In this return to rational faith, philosophy could only take one so far. But it could remain open to the soul’s encounter with the sacred, and to those mysterious meeting points between the sacred and the profane, illumined in art, literature, music, and sacred texts, where time meets eternity and the soul encounters the True, the Good, and Beautiful in ways that can only be seen “as through a glass darkly.” As a philosopher sensitive to what he called “Intimations of Infinity,” Scruton did everything within his powers to show that scientism, like totalitarianism, deprived human beings of those experiences that flow from the initial recognition of the light of self-consciousness within the soul. All the “nothing buttery” in the world, the various reductionisms that so dogmatically explain away the high in light of the low (such as reducing the mind to the workings of the brain), only serve to strip human beings of our dignity as morally accountable persons.

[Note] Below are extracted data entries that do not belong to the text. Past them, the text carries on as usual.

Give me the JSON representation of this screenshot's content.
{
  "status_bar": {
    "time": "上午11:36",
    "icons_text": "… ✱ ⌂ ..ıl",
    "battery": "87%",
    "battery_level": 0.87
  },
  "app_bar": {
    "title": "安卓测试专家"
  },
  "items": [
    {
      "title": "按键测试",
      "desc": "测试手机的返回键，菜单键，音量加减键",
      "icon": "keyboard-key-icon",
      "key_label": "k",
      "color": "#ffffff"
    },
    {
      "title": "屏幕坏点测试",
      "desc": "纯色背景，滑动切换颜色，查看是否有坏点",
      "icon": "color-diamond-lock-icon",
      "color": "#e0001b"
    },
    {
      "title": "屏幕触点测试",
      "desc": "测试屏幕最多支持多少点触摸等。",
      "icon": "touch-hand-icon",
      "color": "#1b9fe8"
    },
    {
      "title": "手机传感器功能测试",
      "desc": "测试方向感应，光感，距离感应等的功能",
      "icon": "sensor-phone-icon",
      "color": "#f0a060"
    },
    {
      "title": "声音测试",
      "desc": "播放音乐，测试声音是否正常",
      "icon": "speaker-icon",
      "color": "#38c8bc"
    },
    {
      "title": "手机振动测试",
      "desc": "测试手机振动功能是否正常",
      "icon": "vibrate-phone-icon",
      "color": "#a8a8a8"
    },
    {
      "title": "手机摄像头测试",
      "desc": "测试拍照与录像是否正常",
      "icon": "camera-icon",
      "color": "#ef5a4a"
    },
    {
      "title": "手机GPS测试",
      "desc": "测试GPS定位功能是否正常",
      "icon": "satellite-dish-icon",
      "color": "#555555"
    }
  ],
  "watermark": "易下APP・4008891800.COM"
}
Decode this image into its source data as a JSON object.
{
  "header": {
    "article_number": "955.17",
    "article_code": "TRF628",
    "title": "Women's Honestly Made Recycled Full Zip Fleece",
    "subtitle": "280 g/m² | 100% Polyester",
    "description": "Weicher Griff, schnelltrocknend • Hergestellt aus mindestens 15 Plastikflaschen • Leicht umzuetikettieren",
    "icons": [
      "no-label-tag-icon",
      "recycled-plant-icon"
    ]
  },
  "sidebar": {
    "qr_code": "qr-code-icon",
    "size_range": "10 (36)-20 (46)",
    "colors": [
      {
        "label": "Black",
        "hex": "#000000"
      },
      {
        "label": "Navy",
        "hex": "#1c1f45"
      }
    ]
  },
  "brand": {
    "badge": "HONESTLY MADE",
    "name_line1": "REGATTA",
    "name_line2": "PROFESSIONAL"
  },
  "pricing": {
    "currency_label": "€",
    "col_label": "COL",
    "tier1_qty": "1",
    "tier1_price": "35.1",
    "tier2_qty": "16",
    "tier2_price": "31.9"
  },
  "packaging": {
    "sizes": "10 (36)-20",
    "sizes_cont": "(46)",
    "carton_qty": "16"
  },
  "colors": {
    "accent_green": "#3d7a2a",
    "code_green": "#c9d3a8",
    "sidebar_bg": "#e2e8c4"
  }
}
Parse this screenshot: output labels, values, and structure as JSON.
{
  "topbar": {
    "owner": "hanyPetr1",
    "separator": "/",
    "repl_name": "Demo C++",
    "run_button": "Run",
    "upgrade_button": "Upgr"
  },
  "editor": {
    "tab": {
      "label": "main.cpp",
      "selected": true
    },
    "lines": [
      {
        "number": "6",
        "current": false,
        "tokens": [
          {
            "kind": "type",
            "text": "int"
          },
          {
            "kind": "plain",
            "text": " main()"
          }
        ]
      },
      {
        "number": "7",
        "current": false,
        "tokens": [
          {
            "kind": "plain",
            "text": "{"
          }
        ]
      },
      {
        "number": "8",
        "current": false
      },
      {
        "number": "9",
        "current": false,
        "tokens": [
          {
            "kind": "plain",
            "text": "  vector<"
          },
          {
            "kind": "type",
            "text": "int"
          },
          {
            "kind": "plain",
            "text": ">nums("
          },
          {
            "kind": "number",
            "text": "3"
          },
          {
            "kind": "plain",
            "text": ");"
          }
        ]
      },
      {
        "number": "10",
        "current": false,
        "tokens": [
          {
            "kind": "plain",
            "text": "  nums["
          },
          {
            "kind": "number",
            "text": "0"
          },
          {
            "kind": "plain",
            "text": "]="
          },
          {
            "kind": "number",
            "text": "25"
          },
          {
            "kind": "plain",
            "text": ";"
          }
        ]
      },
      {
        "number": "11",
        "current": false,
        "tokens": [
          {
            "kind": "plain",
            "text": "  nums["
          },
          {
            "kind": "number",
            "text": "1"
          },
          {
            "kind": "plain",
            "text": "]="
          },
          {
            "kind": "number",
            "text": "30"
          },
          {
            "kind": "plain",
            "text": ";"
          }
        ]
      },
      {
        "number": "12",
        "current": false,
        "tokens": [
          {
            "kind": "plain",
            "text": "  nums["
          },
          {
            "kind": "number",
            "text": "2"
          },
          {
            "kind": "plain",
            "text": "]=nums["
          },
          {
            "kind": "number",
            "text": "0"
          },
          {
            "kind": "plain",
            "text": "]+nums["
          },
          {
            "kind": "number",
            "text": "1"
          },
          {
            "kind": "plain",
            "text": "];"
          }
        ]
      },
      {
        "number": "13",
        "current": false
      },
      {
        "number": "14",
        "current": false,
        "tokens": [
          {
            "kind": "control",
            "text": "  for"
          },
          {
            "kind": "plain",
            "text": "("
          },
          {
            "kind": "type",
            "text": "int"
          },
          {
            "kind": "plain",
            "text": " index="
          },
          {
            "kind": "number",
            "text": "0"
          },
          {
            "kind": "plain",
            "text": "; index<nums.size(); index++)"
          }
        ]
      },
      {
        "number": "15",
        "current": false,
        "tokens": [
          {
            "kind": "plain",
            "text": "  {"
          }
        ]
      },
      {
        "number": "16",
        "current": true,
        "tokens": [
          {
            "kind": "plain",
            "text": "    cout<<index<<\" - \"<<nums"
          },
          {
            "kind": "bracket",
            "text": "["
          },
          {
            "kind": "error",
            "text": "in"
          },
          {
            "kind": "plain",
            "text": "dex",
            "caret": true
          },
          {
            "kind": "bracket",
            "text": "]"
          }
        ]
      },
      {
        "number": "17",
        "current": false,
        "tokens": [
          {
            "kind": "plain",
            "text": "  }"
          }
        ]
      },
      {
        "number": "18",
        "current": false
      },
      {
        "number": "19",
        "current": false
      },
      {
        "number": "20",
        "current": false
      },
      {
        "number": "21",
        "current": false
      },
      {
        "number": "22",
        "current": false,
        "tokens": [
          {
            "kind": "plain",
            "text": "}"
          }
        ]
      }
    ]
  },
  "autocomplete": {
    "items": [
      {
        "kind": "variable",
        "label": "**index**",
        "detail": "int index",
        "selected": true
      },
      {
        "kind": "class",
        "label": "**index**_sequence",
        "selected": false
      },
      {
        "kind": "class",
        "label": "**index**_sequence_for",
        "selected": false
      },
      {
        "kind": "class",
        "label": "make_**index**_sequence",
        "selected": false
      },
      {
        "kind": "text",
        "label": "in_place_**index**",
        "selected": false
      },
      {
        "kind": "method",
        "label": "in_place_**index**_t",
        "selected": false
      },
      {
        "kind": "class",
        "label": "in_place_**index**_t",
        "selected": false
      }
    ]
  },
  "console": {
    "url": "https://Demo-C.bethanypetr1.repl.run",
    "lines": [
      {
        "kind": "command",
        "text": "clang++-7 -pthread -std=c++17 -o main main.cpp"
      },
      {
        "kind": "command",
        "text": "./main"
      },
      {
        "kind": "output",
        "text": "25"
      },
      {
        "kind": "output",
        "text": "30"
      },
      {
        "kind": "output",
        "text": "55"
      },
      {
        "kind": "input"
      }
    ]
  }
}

If religion is to recover its rightful place in human life, then the light at the center of the soul (a light that points outside and above itself) must again inform the “We” of social and political life, a “We” constituted by free and mutually accountable persons, and not playthings of various deterministic forces posited by fashionable ideologies. In rediscovering and drawing attention to this light, Roger Scruton went a long way to recovering the metaphysical foundations of conservatism. In his own inimitable way, he recovered the perennial connection between the city and the soul, the “care of the soul” at the heart of any authentic polis. Grateful to the model of his life, we must continue the work of philosophical and anthropological recovery that Scruton so impressively began.